売り先なら俺よりも詳しい奴がいる」それでも足掻く。
「サンチョとクラークか・・・」
 俺の言葉に詰まるザッカリー。
そこで鎌をかける事にした。
「夕べ、この先の倉庫で騒ぎがあったのは知ってるだろう。
奉行所の連中が駆け付けて来た騒ぎだ」
「・・・、知ってる。

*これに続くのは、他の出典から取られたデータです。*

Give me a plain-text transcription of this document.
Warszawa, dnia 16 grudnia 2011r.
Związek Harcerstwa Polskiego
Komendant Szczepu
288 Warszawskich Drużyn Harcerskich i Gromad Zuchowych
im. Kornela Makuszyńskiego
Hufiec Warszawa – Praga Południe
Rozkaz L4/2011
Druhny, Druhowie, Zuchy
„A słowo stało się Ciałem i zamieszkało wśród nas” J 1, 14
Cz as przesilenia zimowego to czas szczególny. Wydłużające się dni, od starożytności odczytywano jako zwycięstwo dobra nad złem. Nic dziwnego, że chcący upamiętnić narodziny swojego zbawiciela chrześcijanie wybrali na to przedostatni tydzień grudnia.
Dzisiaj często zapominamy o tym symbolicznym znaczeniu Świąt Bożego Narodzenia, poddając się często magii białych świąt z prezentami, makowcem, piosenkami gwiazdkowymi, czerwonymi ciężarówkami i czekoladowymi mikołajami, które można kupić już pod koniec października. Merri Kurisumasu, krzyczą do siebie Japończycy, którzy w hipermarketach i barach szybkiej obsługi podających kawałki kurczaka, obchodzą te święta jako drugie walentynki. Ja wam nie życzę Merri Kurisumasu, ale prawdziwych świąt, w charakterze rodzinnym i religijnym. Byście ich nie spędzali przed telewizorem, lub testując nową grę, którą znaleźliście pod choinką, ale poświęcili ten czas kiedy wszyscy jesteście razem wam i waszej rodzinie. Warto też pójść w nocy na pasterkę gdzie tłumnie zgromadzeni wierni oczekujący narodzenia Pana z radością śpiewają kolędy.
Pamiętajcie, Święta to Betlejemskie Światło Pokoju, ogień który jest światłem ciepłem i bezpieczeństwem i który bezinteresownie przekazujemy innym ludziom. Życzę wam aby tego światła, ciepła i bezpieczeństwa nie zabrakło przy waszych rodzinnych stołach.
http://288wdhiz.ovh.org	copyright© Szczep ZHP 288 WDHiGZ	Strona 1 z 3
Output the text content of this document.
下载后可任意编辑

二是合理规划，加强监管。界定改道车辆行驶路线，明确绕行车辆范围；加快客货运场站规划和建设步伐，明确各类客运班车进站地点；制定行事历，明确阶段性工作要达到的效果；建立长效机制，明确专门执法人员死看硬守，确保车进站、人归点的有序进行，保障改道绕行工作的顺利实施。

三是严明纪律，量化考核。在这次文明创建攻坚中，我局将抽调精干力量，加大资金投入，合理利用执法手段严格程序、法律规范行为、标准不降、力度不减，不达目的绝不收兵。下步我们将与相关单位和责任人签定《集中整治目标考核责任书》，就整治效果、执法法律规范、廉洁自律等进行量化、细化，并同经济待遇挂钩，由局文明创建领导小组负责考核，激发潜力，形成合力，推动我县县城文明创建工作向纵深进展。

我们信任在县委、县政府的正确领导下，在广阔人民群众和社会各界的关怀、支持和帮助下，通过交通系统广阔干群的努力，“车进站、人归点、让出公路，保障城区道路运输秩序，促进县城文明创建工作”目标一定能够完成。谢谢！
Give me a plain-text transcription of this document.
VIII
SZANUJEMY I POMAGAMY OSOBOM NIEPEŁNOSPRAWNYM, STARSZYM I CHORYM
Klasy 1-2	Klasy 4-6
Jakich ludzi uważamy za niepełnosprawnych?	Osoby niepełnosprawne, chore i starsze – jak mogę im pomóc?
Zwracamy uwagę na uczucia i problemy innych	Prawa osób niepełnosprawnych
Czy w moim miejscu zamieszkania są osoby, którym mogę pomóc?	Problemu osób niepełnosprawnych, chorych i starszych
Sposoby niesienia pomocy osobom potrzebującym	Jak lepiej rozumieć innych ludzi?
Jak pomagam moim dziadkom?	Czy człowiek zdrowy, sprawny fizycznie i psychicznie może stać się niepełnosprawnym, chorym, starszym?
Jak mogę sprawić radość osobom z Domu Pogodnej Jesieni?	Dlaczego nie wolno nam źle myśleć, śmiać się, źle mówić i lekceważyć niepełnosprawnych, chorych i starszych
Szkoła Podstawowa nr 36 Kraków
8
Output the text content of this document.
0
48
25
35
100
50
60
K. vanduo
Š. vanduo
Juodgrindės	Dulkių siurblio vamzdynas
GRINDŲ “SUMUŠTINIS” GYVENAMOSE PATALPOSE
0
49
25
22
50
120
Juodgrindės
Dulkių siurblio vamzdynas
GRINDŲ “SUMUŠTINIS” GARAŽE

それが」
「俺達は倉庫にサンチョとクラークを誘い込み、痛めつけて尋問した。
当然、話しは妖精の売り先だ。
魔法を使い過ぎて騒ぎになってしまったが、口は割らせた。
で、確認の為にここに来た。
二人の答えとお前の答えが一致すれば問題はない」
 ザッカリーの目が泳ぐ。
「二人は無事なのか」
「自分より二人の心配か、余裕だな。
無事かどうかは捕まえた奉行所の手当て次第だな。
それより問題はお前が無事にここを切り抜けられるかどうかだ。
さあ、どうする。
お前が協力を拒否するのなら、ここに居る連中、
一人一人を締め上げて吐かせるだけだ」
 ザッカリーの全身から力が抜けた。
完落ちか、半落ちか、どっちだろう。
「分かった」

 ザッカリーに売り先の地図を書かせた。
子爵家一枚。
伯爵家一枚。
 出来上がりが気に食わないのか、
アリスが怒ってザッカリーの頭を引っぱたいた。
「痛ってって、なに済んだよ」
 俺はザッカリーに注意した。
「俺達は他所もんだ。
迷わずに済むように描き直してくれるか。
近所の目立つ建物を入れてくれると助かる」
 アリスを警戒しながら、文句も言わず描き直してくれた。
二件がザッカリーが関わった分だそうだ。
「これで良いか」
「クラークはファミリーの一員じゃないんだろう。
内緒で売っているような事はないのか」
「・・・無いと思う」
「妖精を買っている、と言う噂を聞いた事はないか」
「妖精とか精霊の売買は昔は禁止されていた。
今はそうでもないが、それでも神社や教会にばれると厄介なんだよな。
だから噂は流れてこない。
けどな・・・」
 言いながらザッカリーが急いで一枚書き上げた。
「五年前に亡くなった先代にそんな噂があった」
 侯爵家一枚。
ザッカリーが他人事のように言う。
「馬鹿貴族三家。
当人は馬鹿でも屋敷の警戒は厳しいぞ。
それに屋敷で妖精を飼っているとは限らない。
何れも領地持ちだからな。
それでも取り返すのか」

 俺は鍛冶スキルでザッカリーの首輪と、
亀の甲羅形状の鎧を魔素に変換して、アジトから撤退した。
当然、人目を憚って屋根からだ。
屋根から屋根へ移動している最中、アリスに尋ねられた。
『殺さなくて良かったの』
『俺達は殺し屋じゃないだろう』
『そうだけど・・・。
仲間を直ぐに助けに向かう』
『その前にすることがある。
助けた妖精を匿う場所を見つけてからだ。